Je trépignais d'impatience avant d'entamer cette lecture. Tous les voyants étaient au vert : l'auteur (que je ne connaissais que de réputation et pour quelques textes courts), l'éditeur, les éloges de plusieurs grands journaux, et surtout le sujet : j'adore qu'on m'explique comment marche le monde et je suis un lecteur assidu d'essais en tous genres, en particulier ceux qui aident à prendre du recul sur ce que notre espèce est en train de fabriquer sur Terre : histoire globale, histoire environnementale, écologie, sociologie, etc.
Plusieurs gros défauts m'ont rendu la lecture difficile voire pénible.
Premièrement, chaque page est une avalanche de chiffres. Il faut préciser que j'ai moi même une tendance à tout penser en ordres de grandeur et que je trouve les quantités indispensables pour se représenter le monde. Mais elles ne sont utiles que pour comparer des choses et relativiser l'importance de tel phénomène vis-à-vis de tel autre ; elles ne font pas en soi une explication.
Deuxièmement, l'auteur ne s'intéresse pour ainsi dire qu'à la matérialité de notre économie. Cela donne un tableau pour le moins lacunaire de "comment fonctionne le monde" (n'attendez rien sur l'écologie, l'univers, l'évolution, et le reste du monde vivant). S'il ne s'agissait que d'un titre trompeur, pour un bouquin qui aurait pu s'intituler "comment fonctionne l'économie depuis un siècle ?", cela aurait été pardonnable. Sauf que même ce titre aurait en fait été trompeur : il ne s'agit pas seulement d'un écart dans l'étendue ou la temporalité du sujet traité ; il s'agit d'un mensonge sur la marchandise. L'auteur n'explique tout simplement pas comment "marche" le monde, ni la société, ni l'économie. Il ne présente aucune théorie, aucun récit, aucune hypothèse : seule une description brute de quelques flux physiques (ciment, acier, azote, plastique) sélectionnés pour leur ubiquité dans l'économie contemporaine. Finalement, le livre aurait dû s'intituler : "sur quelles matières s'appuient les principaux flux physiques de l'économie depuis un siècle?" - ce qui en soi est un sujet intéressant.
L'auteur se désintéresse entièrement des sciences humaines et prétend tout expliquer à partir de gigajoules et de mégatonnes. Comme si vous essayiez d'expliquer le comportement d'un humain à partir de son nombre de globules rouges et de ses calories ingérées, sans égard pour son cerveau et sa conscience.
Enfin, on assiste à une dangereux glissement entre l'observation du monde tel qu'il fonctionne, et les conclusions de l'auteur quant à la manière dont il devrait fonctionner.
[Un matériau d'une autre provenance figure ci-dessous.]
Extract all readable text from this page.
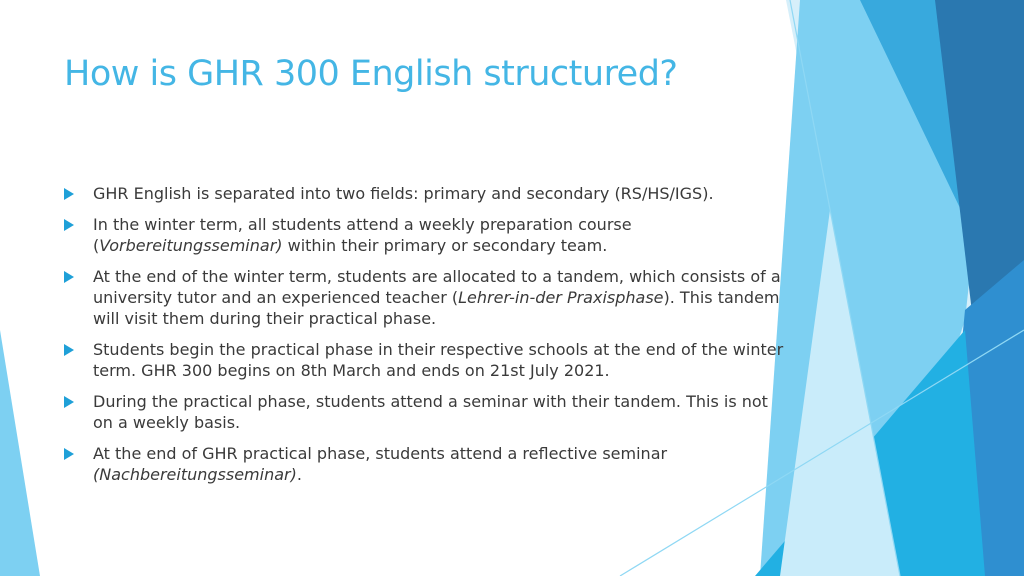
How is GHR 300 English structured?
GHR English is separated into two fields: primary and secondary (RS/HS/IGS).
In the winter term, all students attend a weekly preparation course (Vorbereitungsseminar) within their primary or secondary team.
At the end of the winter term, students are allocated to a tandem, which consists of a university tutor and an experienced teacher (Lehrer-in-der Praxisphase). This tandem will visit them during their practical phase.
Students begin the practical phase in their respective schools at the end of the winter term. GHR 300 begins on 8th March and ends on 21st July 2021.
During the practical phase, students attend a seminar with their tandem. This is not on a weekly basis.
At the end of GHR practical phase, students attend a reflective seminar (Nachbereitungsseminar).
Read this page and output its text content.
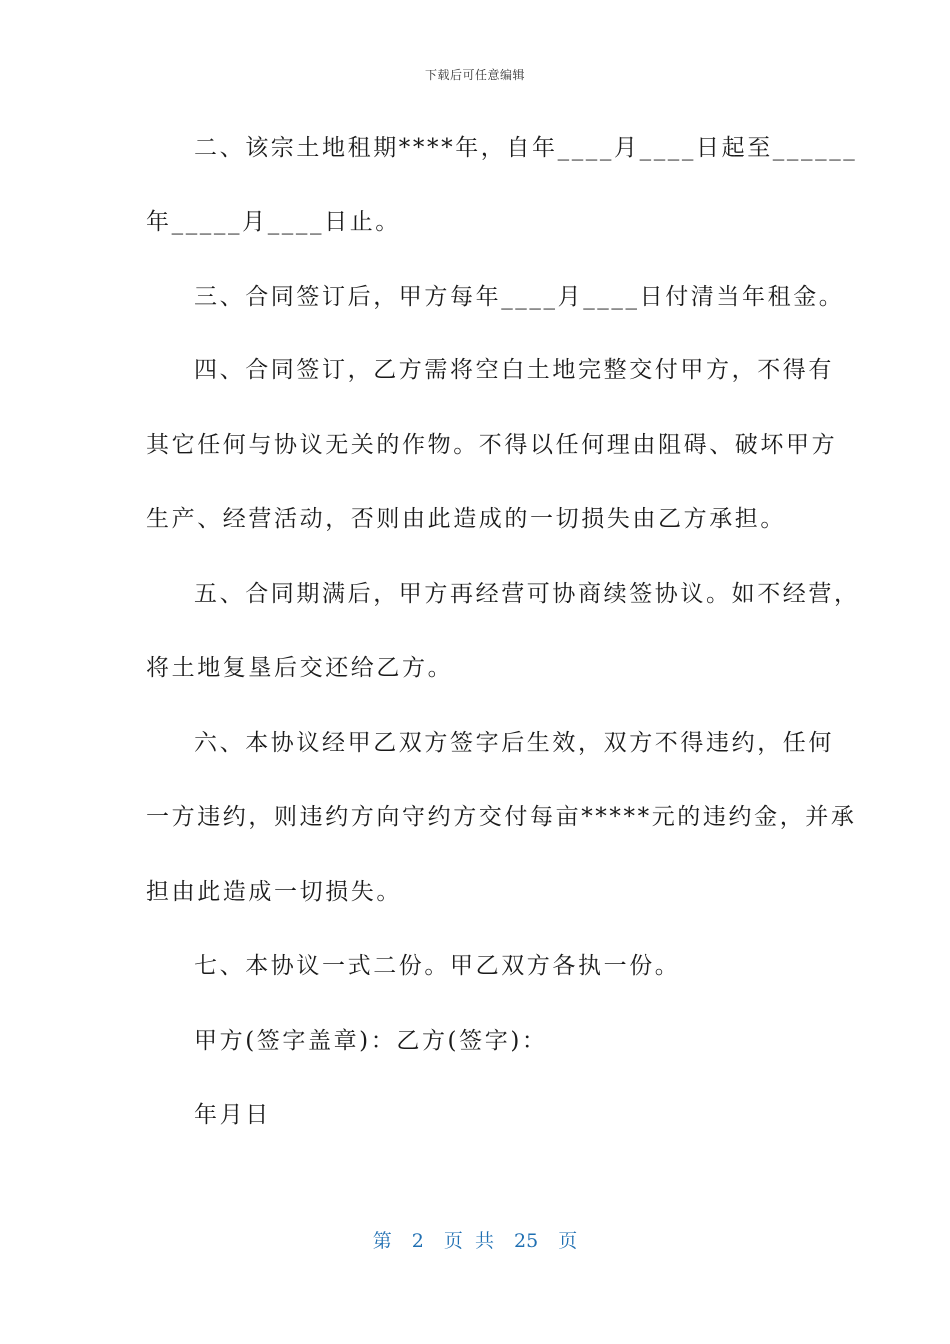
下载后可任意编辑
二、该宗土地租期****年，自年____月____日起至______
年_____月____日止。
三、合同签订后，甲方每年____月____日付清当年租金。
四、合同签订，乙方需将空白土地完整交付甲方，不得有
其它任何与协议无关的作物。不得以任何理由阻碍、破坏甲方
生产、经营活动，否则由此造成的一切损失由乙方承担。
五、合同期满后，甲方再经营可协商续签协议。如不经营，
将土地复垦后交还给乙方。
六、本协议经甲乙双方签字后生效，双方不得违约，任何
一方违约，则违约方向守约方交付每亩*****元的违约金，并承
担由此造成一切损失。
七、本协议一式二份。甲乙双方各执一份。
甲方(签字盖章)：乙方(签字)：
年月日
第 2 页 共 25 页
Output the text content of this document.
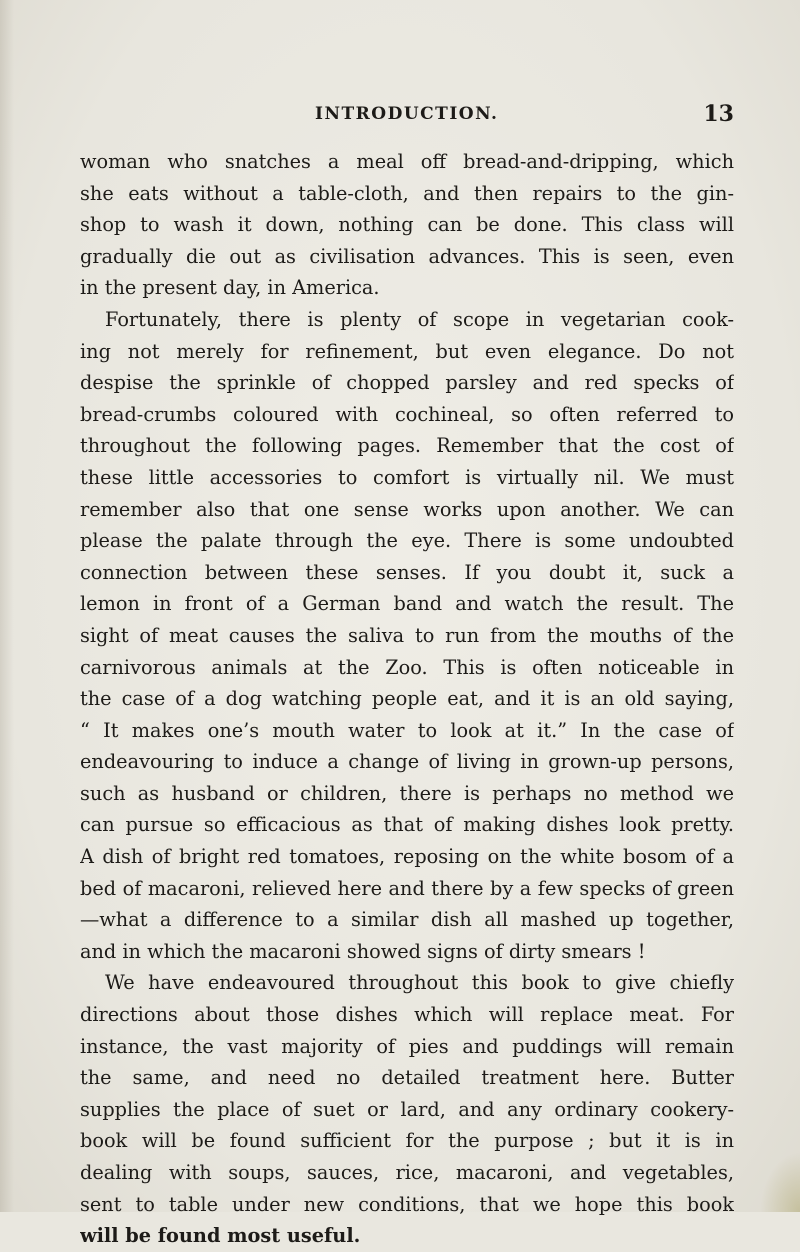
INTRODUCTION.	13
woman who snatches a meal off bread-and-dripping, which
she eats without a table-cloth, and then repairs to the gin-
shop to wash it down, nothing can be done. This class will
gradually die out as civilisation advances. This is seen, even
in the present day, in America.
Fortunately, there is plenty of scope in vegetarian cook-
ing not merely for refinement, but even elegance. Do not
despise the sprinkle of chopped parsley and red specks of
bread-crumbs coloured with cochineal, so often referred to
throughout the following pages. Remember that the cost of
these little accessories to comfort is virtually nil. We must
remember also that one sense works upon another. We can
please the palate through the eye. There is some undoubted
connection between these senses. If you doubt it, suck a
lemon in front of a German band and watch the result. The
sight of meat causes the saliva to run from the mouths of the
carnivorous animals at the Zoo. This is often noticeable in
the case of a dog watching people eat, and it is an old saying,
“ It makes one’s mouth water to look at it.” In the case of
endeavouring to induce a change of living in grown-up persons,
such as husband or children, there is perhaps no method we
can pursue so efficacious as that of making dishes look pretty.
A dish of bright red tomatoes, reposing on the white bosom of a
bed of macaroni, relieved here and there by a few specks of green
—what a difference to a similar dish all mashed up together,
and in which the macaroni showed signs of dirty smears !
We have endeavoured throughout this book to give chiefly
directions about those dishes which will replace meat. For
instance, the vast majority of pies and puddings will remain
the same, and need no detailed treatment here. Butter
supplies the place of suet or lard, and any ordinary cookery-
book will be found sufficient for the purpose ; but it is in
dealing with soups, sauces, rice, macaroni, and vegetables,
sent to table under new conditions, that we hope this book
will be found most useful.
En bon scientifique réductionniste, l'auteur semble ne pas voir l'extraordinaire contingence derrière nos choix d'organisation politique et économique et semble les considérer aussi déterminés que des phénomènes régis par des lois physiques. Il en ressort un sentiment d'inertie conservatrice et de résignation face à l'absolue nécessité de réorienter nos choix de vie collectifs si on ne veut pas rendre la planète inhabitable pour des milliers d'espèces dont la nôtre.
(Je ne fais pas mention des arguments fallacieux adressés aux véganes, à qui reviendrait semble-t-il la responsabilité d'importer des tomates poussées sous serre en janvier à des milliers de kilomètres de leur lieu d'habitation).